Le crédit attaché aux grandes places peut, ainsi que les richesses, nous épargner des peines, nous procurer des plaisirs, et par conséquent être regardé comme un échange. On peut donc appliquer à l’ambition ce que j’ai dit de l’avarice.

Chez ces peuples sauvages dont les chefs ou les rois n’ont d’autre privilege que celui d’être nourris et vêtus de la chasse que font pour eux les guerriers de la nation, le desir de s’assurer ses besoins y fait des ambitieux.

Dans Rome naissante, lorsqu’on n’assignoit d’autre récompense aux grandes actions que l’étendue de terrain qu’un Romain pouvoit labourer et défricher en un jour, ce motif suffisoit pour former des héros.

Ce que je dis de Rome je le dis de tous les peuples pauvres ; ce qui chez eux forme des ambitieux c’est le desir de se soustraire à la peine et au travail. Au contraire, chez les nations opulentes, où tous ceux qui prétendent aux grandes places sont pourvus des richesses nécessaires pour se procurer, non seulement les besoins, mais encore les commodités de la vie, c’est presque toujours dans l’amour du plaisir que l’ambition prend naissance.
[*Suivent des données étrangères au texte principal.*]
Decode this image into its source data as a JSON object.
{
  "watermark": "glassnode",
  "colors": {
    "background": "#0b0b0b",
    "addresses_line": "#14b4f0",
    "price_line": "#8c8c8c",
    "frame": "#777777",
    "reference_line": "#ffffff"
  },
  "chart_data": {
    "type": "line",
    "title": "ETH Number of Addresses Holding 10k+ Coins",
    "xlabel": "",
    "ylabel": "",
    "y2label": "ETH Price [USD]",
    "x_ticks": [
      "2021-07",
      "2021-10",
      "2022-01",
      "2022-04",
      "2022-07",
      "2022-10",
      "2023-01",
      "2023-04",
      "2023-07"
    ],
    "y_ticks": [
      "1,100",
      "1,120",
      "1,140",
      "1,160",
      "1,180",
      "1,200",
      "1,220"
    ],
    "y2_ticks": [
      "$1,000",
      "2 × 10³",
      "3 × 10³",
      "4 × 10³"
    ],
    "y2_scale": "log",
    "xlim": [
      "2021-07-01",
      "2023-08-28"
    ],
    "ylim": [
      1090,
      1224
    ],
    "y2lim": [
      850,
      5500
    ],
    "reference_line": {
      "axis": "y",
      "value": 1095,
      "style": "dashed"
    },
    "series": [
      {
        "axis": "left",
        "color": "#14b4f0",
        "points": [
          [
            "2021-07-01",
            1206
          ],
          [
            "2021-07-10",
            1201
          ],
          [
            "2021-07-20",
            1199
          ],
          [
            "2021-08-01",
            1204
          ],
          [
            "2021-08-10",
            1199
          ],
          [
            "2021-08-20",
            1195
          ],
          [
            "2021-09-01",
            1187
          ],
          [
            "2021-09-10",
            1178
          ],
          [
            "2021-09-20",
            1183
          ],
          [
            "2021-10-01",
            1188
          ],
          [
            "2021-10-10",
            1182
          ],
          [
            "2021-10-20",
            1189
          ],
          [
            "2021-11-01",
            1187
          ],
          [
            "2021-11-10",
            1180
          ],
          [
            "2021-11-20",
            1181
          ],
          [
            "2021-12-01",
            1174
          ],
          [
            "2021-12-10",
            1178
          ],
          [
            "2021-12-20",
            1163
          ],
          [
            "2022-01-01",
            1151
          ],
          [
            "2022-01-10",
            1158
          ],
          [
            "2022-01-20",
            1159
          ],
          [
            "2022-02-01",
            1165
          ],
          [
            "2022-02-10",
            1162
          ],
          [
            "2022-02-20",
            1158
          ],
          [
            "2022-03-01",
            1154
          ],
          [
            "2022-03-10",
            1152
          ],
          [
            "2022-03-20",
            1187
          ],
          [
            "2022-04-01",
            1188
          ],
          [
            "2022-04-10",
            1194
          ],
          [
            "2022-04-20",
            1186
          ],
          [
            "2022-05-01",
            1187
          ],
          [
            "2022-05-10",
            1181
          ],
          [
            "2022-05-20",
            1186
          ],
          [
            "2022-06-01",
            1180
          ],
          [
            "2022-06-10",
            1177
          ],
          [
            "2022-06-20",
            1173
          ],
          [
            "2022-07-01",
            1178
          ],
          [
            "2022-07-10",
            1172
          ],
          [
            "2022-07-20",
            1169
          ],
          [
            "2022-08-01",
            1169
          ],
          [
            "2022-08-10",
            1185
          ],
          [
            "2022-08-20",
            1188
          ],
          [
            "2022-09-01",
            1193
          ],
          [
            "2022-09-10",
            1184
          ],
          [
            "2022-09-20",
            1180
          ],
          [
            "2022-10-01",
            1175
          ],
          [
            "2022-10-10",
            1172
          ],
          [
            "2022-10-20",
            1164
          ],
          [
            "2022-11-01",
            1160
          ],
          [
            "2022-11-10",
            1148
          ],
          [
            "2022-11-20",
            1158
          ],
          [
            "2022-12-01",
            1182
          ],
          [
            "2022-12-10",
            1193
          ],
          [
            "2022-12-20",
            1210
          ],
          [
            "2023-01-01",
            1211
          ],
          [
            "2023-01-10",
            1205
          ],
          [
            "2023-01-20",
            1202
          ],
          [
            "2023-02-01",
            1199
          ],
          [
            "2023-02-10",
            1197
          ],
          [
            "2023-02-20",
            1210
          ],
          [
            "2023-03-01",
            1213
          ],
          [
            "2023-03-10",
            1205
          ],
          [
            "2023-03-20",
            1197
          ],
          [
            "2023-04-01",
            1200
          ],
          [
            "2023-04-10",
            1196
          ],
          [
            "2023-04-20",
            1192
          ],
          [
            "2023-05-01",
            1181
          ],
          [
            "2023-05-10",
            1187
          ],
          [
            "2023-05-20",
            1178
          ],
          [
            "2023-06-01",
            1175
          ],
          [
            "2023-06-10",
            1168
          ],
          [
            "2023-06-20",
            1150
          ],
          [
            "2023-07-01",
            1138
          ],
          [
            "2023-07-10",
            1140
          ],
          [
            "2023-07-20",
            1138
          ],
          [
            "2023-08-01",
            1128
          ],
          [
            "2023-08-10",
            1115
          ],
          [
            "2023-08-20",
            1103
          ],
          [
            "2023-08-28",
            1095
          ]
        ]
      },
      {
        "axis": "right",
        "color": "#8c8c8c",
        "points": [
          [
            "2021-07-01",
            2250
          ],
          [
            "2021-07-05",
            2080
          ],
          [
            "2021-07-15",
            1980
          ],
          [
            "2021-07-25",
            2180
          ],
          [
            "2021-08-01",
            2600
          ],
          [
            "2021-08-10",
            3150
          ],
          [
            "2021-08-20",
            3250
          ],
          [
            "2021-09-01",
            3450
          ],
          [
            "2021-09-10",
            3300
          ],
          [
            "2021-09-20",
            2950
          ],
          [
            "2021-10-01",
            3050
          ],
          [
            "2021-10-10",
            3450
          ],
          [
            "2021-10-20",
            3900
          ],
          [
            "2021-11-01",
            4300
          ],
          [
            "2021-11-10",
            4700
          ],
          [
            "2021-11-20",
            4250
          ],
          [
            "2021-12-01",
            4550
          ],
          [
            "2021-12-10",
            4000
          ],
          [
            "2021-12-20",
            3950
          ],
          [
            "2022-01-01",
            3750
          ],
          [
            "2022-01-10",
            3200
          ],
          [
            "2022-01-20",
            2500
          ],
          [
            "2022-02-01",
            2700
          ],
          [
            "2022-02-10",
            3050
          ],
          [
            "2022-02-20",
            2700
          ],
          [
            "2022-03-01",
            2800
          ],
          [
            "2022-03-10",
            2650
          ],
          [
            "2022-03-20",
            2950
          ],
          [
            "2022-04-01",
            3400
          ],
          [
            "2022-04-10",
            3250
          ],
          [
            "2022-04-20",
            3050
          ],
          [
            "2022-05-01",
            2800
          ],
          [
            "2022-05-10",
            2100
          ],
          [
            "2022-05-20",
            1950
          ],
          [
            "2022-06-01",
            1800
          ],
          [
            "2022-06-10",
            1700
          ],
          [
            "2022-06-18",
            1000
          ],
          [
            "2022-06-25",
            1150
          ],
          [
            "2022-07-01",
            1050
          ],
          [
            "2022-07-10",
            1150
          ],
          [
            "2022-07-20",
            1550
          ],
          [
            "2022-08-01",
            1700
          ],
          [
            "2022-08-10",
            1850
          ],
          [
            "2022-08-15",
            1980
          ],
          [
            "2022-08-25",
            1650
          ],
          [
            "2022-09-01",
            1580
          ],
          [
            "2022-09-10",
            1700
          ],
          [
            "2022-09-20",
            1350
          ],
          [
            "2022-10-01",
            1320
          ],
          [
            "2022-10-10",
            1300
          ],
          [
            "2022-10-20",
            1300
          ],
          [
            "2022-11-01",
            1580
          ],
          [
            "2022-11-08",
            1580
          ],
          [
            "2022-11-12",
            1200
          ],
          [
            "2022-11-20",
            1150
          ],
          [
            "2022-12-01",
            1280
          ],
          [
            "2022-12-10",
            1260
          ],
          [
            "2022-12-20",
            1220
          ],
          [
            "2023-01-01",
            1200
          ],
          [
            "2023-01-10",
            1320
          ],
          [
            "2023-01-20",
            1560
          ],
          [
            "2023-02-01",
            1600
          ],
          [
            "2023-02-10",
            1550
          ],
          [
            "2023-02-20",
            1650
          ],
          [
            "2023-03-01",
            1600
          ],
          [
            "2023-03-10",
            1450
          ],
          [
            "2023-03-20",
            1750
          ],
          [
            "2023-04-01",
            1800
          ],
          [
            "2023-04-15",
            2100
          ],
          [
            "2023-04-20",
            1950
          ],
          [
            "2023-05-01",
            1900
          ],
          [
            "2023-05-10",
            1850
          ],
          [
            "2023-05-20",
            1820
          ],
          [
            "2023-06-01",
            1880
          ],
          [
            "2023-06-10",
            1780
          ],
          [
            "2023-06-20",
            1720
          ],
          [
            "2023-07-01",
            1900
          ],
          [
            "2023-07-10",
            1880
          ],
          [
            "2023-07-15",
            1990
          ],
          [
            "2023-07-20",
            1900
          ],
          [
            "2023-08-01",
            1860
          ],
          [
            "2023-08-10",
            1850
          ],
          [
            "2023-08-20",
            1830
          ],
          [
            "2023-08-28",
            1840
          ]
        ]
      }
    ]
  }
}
Mais, dira-t-on, la pourpre, les tiares, et généralement toutes les marques d’honneur, ne font sur nous aucune impression physique de plaisir : l’ambition n’est donc pas fondée sur cet amour du plaisir, mais sur le desir de l’estime et des respects ; elle n’est donc pas l’effet de la sensibilité physique.

Si le desir des grandeurs, répondrai-je, n’étoit allumé que par le desir de l’estime et de la gloire, il ne s’éleveroit d’ambitieux que dans des républiques telles que celles de Rome et de Sparte, où les dignités annonçoient communément de grandes vertus et de grands talents, dont elles étoient la récompense. Chez ces peuples, la possession des dignités pouvoit flatter l’orgueil, puisqu’elle assuroit un homme de l’estime de ses concitoyens ; puisque cet homme, ayant toujours de grandes entreprises à exécuter, pouvoit regarder les grandes places comme des moyens de s’illustrer et de prouver sa supériorité sur les autres. Or l’ambitieux poursuit également les grandeurs dans les siecles où ces grandeurs sont le plus avilies par le choix des hommes qu’on y éleve, et, par conséquent, dans les temps mêmes où leur possession est le moins flatteuse. L’ambition n’est donc pas fondée sur le desir de l’estime. En vain diroit-on qu’à cet égard l’ambitieux peut se tromper lui-même : les marques de considération qu’on lui prodigue l’avertissent à chaque instant que c’est sa place et non lui qu’on honore. Il sent que la considération dont il jouit n’est point personnelle ; qu’elle s’évanouit par la mort ou la disgrace du maître ; que la vieillesse même du prince suffit pour la détruire ; qu’alors les hommes, élevés aux premiers postes sont autour du souverain comme ces nuages d’or qui assistent au coucher du soleil, et dont la splendeur s’obscurcit et disparoît à mesure que l’astre s’enfonce sous l’horizon. Il l’a mille fois ouï dire, et l’a lui-même mille fois répété, que le mérite n’appelle point aux honneurs ; que la promotion aux dignités n’est point aux yeux du public la preuve d’un mérite réel ; qu’elle est, au contraire, presque toujours regardée comme le prix de l’intrigue, de la bassesse, et de l’importunité. S’il en doute, qu’il ouvre l’histoire, et sur-tout celle de Byzance : il y verra qu’un homme peut être à-la-fois revêtu de tous les honneurs d’un empire et couvert du mépris de toutes les nations. Mais je veux que, confusément avide d’estime, l’ambitieux croie ne chercher que cette estime dans les grandes places ; il est facile de montrer que ce n’est pas le vrai motif qui le détermine, et que sur ce point il se fait illusion à lui-même ; puisqu’on ne desire pas, comme je le prouverai dans le chapitre de l’orgueil, l’estime pour l’estime même, mais pour les avantages qu’elle procure. Le desir des grandeurs n’est donc point l’effet du desir de l’estime.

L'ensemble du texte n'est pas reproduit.